Und dann die Comedian Harmonists: Ich fand diese Gruppe ganz wichtig als Teil meiner Collage, als authentischem »Sound« dieser Zeit. Natürlich wissen wir, dass die Hälfte der Sänger Juden war und dass auch sie emigrieren mussten.
Für Gret Palucca musste es ein Walzer sein – die Musikform, zu der sie für die Olympischen Spiele 1936 in Deutschland einen Solotanz kreierte. Es war eine Frau, die in ihrem Tanz eine unglaubliche Sprungkraft besaß und große Lebensfreude ausstrahlte. Anstatt eines Johann Strauß-Walzers verwende ich die ›Straussiana‹ des Emigranten Erich Wolfgang Korngold, eine Art »Super-Strauß«.
Aus der heutigen Distanz betrachtet, ist Palucca eine zwiespältige Figur. Trotzdem: Nach ihrem Olympia-Auftritt durfte sie als Halbjüdin nur noch eingeschränkt auftreten. Ich habe dazu einen eindrucksvollen Text gefunden, der von staatlichen Stellen an alle Zeitungsredaktionen verschickt wurde: man dürfe nicht zu viel über Palucca schreiben, höchstens 30 Zeilen, und keinesfalls Superlative. Einfach absurd!

Mit ›Strange Fruit‹ verwenden Sie auch einen Song der US-Bürgerrechtsbewegung, der durch Billie Holiday bekannt wurde.

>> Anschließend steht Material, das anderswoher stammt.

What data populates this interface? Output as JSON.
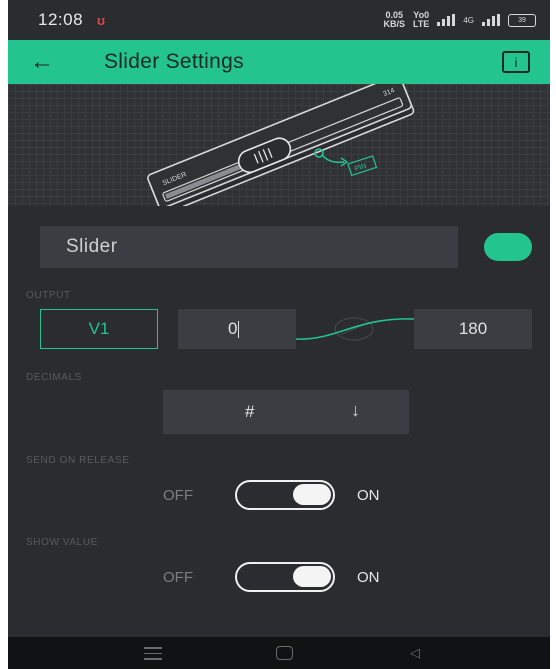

Diese Assoziation wurde angeregt durch eine äußerst mutige Aktion von Marianne Vogelsang, einer jungen Choreografin der NSZeit. Sie war anscheinend eine schöne Frau und als Tänzerin populär auch bei den Nationalsozialisten – zu einer Zeit, als Laban und Mary Wigman wegen ihrer tiefsinnigen und nachdenklichen Werke bereits unerwünscht waren. Man wollte eher Themen, die angenehm waren und ein nationales Ideal unterstützten. Auf einmal brachte Marianne Vogelsang 1943 einen Tanz heraus mit dem Titel: ›Wiegenlied für einen Gehenkten‹. Es war ein Skandal!
Als ich das las, dachte ich sofort an ›Strange Fruit‹. Mit diesem Begriff wurden Schwarze bezeichnet, die zu derselben Zeit von rassistischen Gangs in den USA an Bäumen erhängt wurden. Diese Verbindung fand ich unglaublich stark! Ich habe mich daraufhin entschieden, dass ›Die Unsichtbaren‹ keinen Live-Gesang haben würden. Die Vokal-Teile werden den »Original-Klang« der Zeit darstellen, wie verschiedenfarbige Mosaiksteine.

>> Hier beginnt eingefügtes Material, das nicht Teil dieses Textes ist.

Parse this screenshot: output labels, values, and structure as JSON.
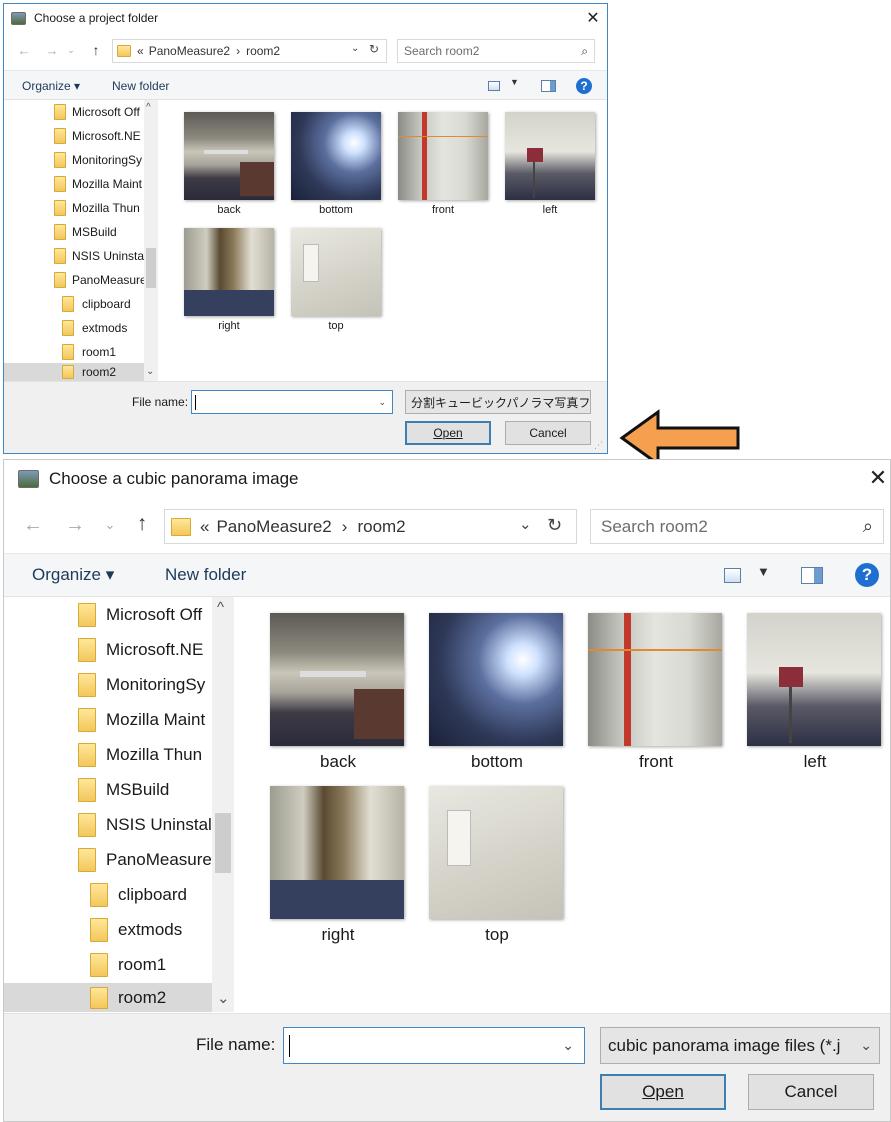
{
  "dialog_small": {
    "title": "Choose a project folder",
    "breadcrumb": [
      "«",
      "PanoMeasure2",
      "›",
      "room2"
    ],
    "search_placeholder": "Search room2",
    "toolbar": {
      "organize": "Organize ▾",
      "new_folder": "New folder"
    },
    "tree": [
      "Microsoft Off",
      "Microsoft.NE",
      "MonitoringSy",
      "Mozilla Maint",
      "Mozilla Thun",
      "MSBuild",
      "NSIS Uninstal",
      "PanoMeasure",
      "clipboard",
      "extmods",
      "room1",
      "room2"
    ],
    "files": [
      "back",
      "bottom",
      "front",
      "left",
      "right",
      "top"
    ],
    "filename_label": "File name:",
    "filename_value": "",
    "filetype": "分割キュービックパノラマ写真ファ",
    "open": "Open",
    "cancel": "Cancel"
  },
  "dialog_large": {
    "title": "Choose a cubic panorama image",
    "breadcrumb": [
      "«",
      "PanoMeasure2",
      "›",
      "room2"
    ],
    "search_placeholder": "Search room2",
    "toolbar": {
      "organize": "Organize ▾",
      "new_folder": "New folder"
    },
    "tree": [
      "Microsoft Off",
      "Microsoft.NE",
      "MonitoringSy",
      "Mozilla Maint",
      "Mozilla Thun",
      "MSBuild",
      "NSIS Uninstal",
      "PanoMeasure",
      "clipboard",
      "extmods",
      "room1",
      "room2"
    ],
    "files": [
      "back",
      "bottom",
      "front",
      "left",
      "right",
      "top"
    ],
    "filename_label": "File name:",
    "filename_value": "",
    "filetype": "cubic panorama image files (*.j",
    "open": "Open",
    "cancel": "Cancel"
  },
  "icons": {
    "close": "close-icon",
    "back": "back-arrow-icon",
    "forward": "forward-arrow-icon",
    "up": "up-arrow-icon",
    "refresh": "refresh-icon",
    "search": "search-icon",
    "help": "help-icon",
    "folder": "folder-icon",
    "annotation_arrow": "orange-left-arrow-icon"
  },
  "colors": {
    "accent": "#3f88c5",
    "annotation_arrow": "#f5a04f",
    "help": "#1f6fd1",
    "folder": "#f3c75b"
  }
}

Sie haben vom Zwiespalt gesprochen, der die heutige Sicht auf prominente »Tanzschaffende« der NS-Zeit in Deutschland prägt. Wie geht Ihre Tanz-Collage mit der möglichen Schuld um, die diese Menschen auf sich geladen haben könnten?

Die sogenannte Schuldfrage ist sehr komplex. Selbst den großen Figuren des Tanzes wurde vorgeworfen, dass sie kollaboriert hätten, indem sie ihren Weg in dieser furchtbaren Diktatur weiterverfolgten. Ich arbeite daher für ›Die Unsichtbaren‹ mit dem Tanzhistoriker Ralf Stabel zusammen, der mehrere Bücher über die NS-Zeit und insbesondere über Gret Palucca veröffentlicht hat. Stabel hat im Ost-Berlin der DDR gelebt, also unter einer Diktatur. Insofern vertritt er eine ganz andere Sicht als Menschen, die ihr Leben lang im Westen waren. Ich versuche, genau zu recherchieren und auch zwischen den Zeilen zu lesen.
Vor allem aber suche ich Dokumente, die eine »Kollaboration«, eine wirkliche Zusammenarbeit belegen. Das ist sehr schwer. Ich habe mich mit vielen Wissenschaftlerinnen und Wissenschaftlern ausgetauscht, die zu diesem Thema forschen und dabei zu unterschiedlichen Schlussfolgerungen kommen. Zum Beispiel mit Susan Manning von der Northwestern University in Illinois/USA, mit Hedwig Müller und Laure Guilbert.
Ich selber bin unsicher. Wenn man beispielsweise von Mary Wigman ausgeht: Ich glaube, sie war keine besonders sympathische Frau, obwohl alle Schüler sie sehr mochten, genau wie bei Laban. Einige behaupten, dass sie ihren Tanzstil wegen der Nationalsozialisten verändert habe. Das kann sein, es kann sich aber auch um eine künstlerische Weiterentwicklung in eine neue Richtung handeln. Aus meiner Sicht ist das kein stichhaltiges Argument. Wir wissen, dass Wigman gravierende Nachteile hatte und ihre Schule 1942 verlor. Erstaunlich für mich: Noch 1933 hatte sie sich mit einem Brief an die Behörden für ihre jüdischen Schülerinnen und Schüler eingesetzt – immerhin mit ein wenig Erfolg: Ein Anteil von 5 % wurde ihr zunächst zugestanden.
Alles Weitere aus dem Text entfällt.